Machine code of the cast + memcpy:

(gdb) p $f31
$1 = -21.100000000000001

(gdb) disassemble $pc,$pc+40
=> 0x0000000010078fbc <pack_single+380>:	frsp    f0,f31
   0x0000000010078fc0 <pack_single+384>:	li      r3,0
   0x0000000010078fc4 <pack_single+388>:	stfsx   f0,0,r29

(gdb) stepi
0x0000000010078fc0	1824	            PACK_SINGLE(ptr, d, float);

(gdb) p $f0
$3 = -21.100000381469727

(gdb) stepi
0x0000000010078fc4	1824	            PACK_SINGLE(ptr, d, float);
(gdb) stepi
0x0000000010078fc8	1824	            PACK_SINGLE(ptr, d, float);

(gdb) p /x (*ptr)@4
$8 = {0xcd, 0xcc, 0xa8, 0xc1}

The first byte is 0xcd: GOOD.

Florian explained in the GCC bug report that "frsp" is needed and clang emits it.

"This is incorrect because stfs rounds to zero.  An frsp instruction is missing before the stfs (and would be emitted without the memcpy)."
https://gcc.gnu.org/bugzilla/show_bug.cgi?id=88892#c0

"Or to put it differently, should we put a specific fix for a single
gcc version into memoryview.c? For all we know, a fix will be pushed
to Fedora 28 in the next 4 months."

Right now, test_buffer is skipped in the python3.spec of Fedora (recipe to build the package which compiles Python and then runs the Python test suite) on pp64le because of this bug. With my packager hat: I'm done, the bug has been identified and is already worked around in the package.

With my Python hat: I'm not sure if I'm comfortable to have a known rounding issue on memoryview because of a compiler bug.

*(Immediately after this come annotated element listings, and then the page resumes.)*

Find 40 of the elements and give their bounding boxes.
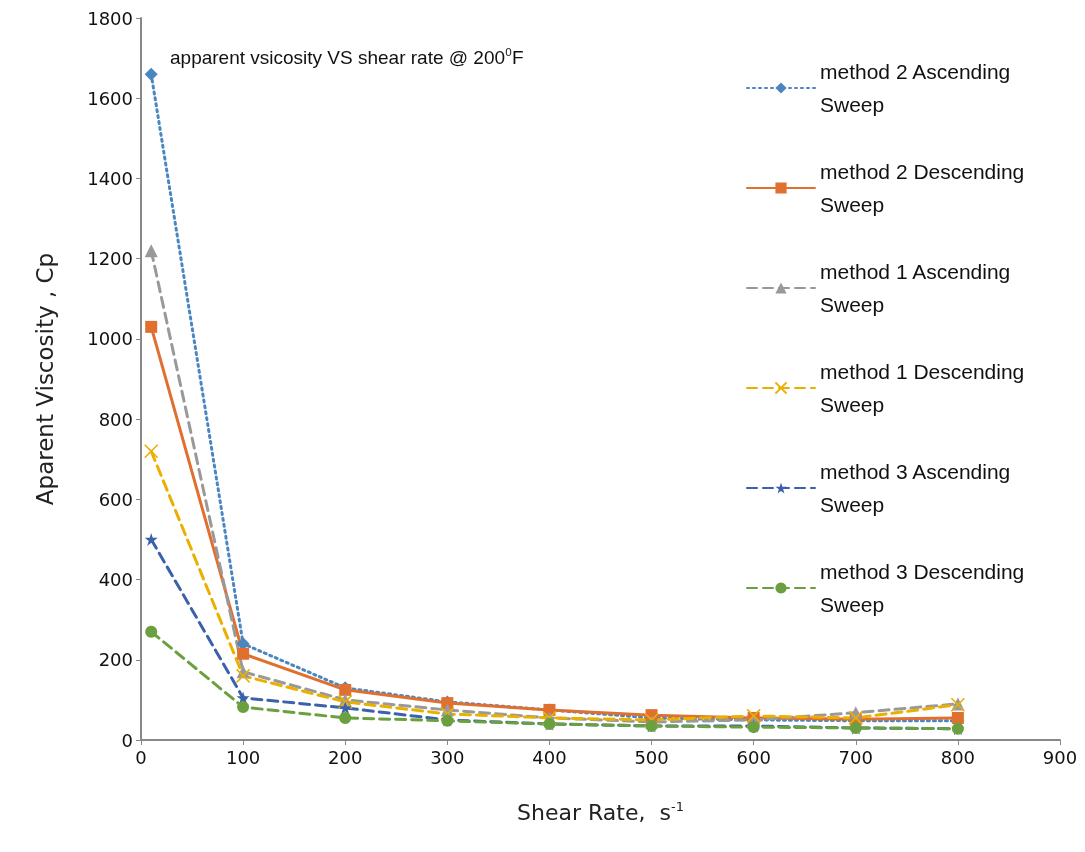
- y-tick-label: 1200: [87, 248, 133, 270]
- point: [237, 647, 250, 660]
- y-tick-label: 1400: [87, 167, 133, 189]
- y-tick-label: 400: [98, 569, 133, 591]
- x-tick-label: 200: [328, 746, 363, 768]
- y-tick-label: 800: [98, 408, 133, 430]
- x-tick-label: 800: [940, 746, 976, 768]
- y-tick-label: 1000: [87, 328, 133, 350]
- point: [235, 668, 251, 684]
- point: [144, 244, 158, 258]
- point: [145, 625, 158, 638]
- x-tick-label: 0: [135, 746, 147, 768]
- x-tick-label: 900: [1042, 746, 1078, 768]
- legend-label: method 1 Ascending Sweep: [820, 260, 1017, 316]
- x-tick-label: 400: [532, 746, 567, 768]
- x-tick-label: 600: [736, 746, 771, 768]
- point: [339, 711, 352, 724]
- x-tick-label: 300: [430, 746, 465, 768]
- x-tick-label: 700: [838, 746, 873, 768]
- point: [144, 532, 158, 546]
- y-tick-label: 0: [121, 729, 133, 751]
- legend-label: method 2 Descending Sweep: [820, 160, 1031, 216]
- point: [145, 320, 158, 333]
- y-tick-label: 1600: [87, 87, 133, 109]
- y-tick-label: 1800: [87, 7, 133, 29]
- x-tick-label: 100: [225, 746, 261, 768]
- y-axis-title: Aparent Viscosity , Cp: [31, 252, 58, 506]
- y-tick-label: 600: [98, 488, 133, 510]
- legend-label: method 1 Descending Sweep: [820, 360, 1031, 416]
- point: [143, 443, 159, 459]
- legend-label: method 2 Ascending Sweep: [820, 60, 1017, 116]
- legend-label: method 3 Descending Sweep: [820, 560, 1031, 616]
- legend-label: method 3 Ascending Sweep: [820, 460, 1017, 516]
- point: [338, 701, 352, 715]
- point: [951, 711, 964, 724]
- point: [237, 701, 250, 714]
- y-tick-label: 200: [98, 649, 133, 671]
- point: [440, 706, 455, 722]
- point: [144, 67, 158, 81]
- x-tick-label: 500: [634, 746, 669, 768]
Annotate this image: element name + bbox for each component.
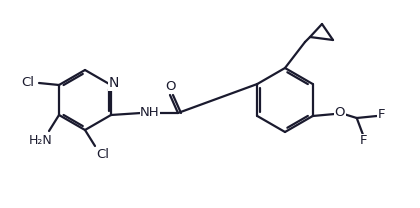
- Text: F: F: [360, 135, 368, 147]
- Text: H₂N: H₂N: [29, 134, 53, 146]
- Text: NH: NH: [140, 106, 160, 120]
- Text: Cl: Cl: [97, 149, 110, 161]
- Text: N: N: [109, 76, 119, 90]
- Text: F: F: [378, 109, 386, 121]
- Text: O: O: [334, 106, 345, 120]
- Text: O: O: [166, 79, 176, 93]
- Text: Cl: Cl: [21, 77, 34, 89]
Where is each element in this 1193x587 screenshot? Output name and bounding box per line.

I'm not sure that the GCC bug will be fixed quickly, nor if all operating systems will quickly update GCC or backport the fix.

Well, I wrote a fix, but I don't feel able to decide if the workaround is worth it or not.

For me, the main risk is to forget to remove the workaround once a new GCC version will be released (in N months).

I wouldn't bet that such GCC bug will be fixed and released in less than 4 months.

> For me, the main risk is to forget to remove the workaround once a new GCC version will be released (in N months).

This is why I suggested using the reproducer in configure.ac, setting something
like HAVE_GCC_MEMCPY_ROUNDING_BUG and then either a) wrap the *entire* PACK_SINGLE()
macro in an #ifdef or b) *preferably* add a global flag like -fno-inline or any
other flag that prevents the issue to CFLAGS.

b) under the condition that any such flag exists.


I may do a) in the weekend, which also addresses Florian Weimer's observation
that it is not known whether the issue is limited to POWER.

Would it help if define PACK_SINGLE as below?

#define PACK_SINGLE(ptr, src, type) \
    do {                                     \
        union {                              \
            type value;                      \
            unsigned char raw[sizeof(type)]; \
        } x;                                 \
        x.value = (type)src;                 \
        memcpy(ptr, x.raw, sizeof(type));    \
    } while (0)

No, GCC will optimize away the union.

The GCC bug https://gcc.gnu.org/bugzilla/show_bug.cgi?id=88892 has been fixed in the development branch ("trunk"):
https://gcc.gnu.org/viewcvs/gcc?view=revision&revision=268083

I requested a fix for GCC 8.2.

The root issue was a bug in GCC which has been fixed. Fedora Rawhide got the new fixed GCC and so I close the issue.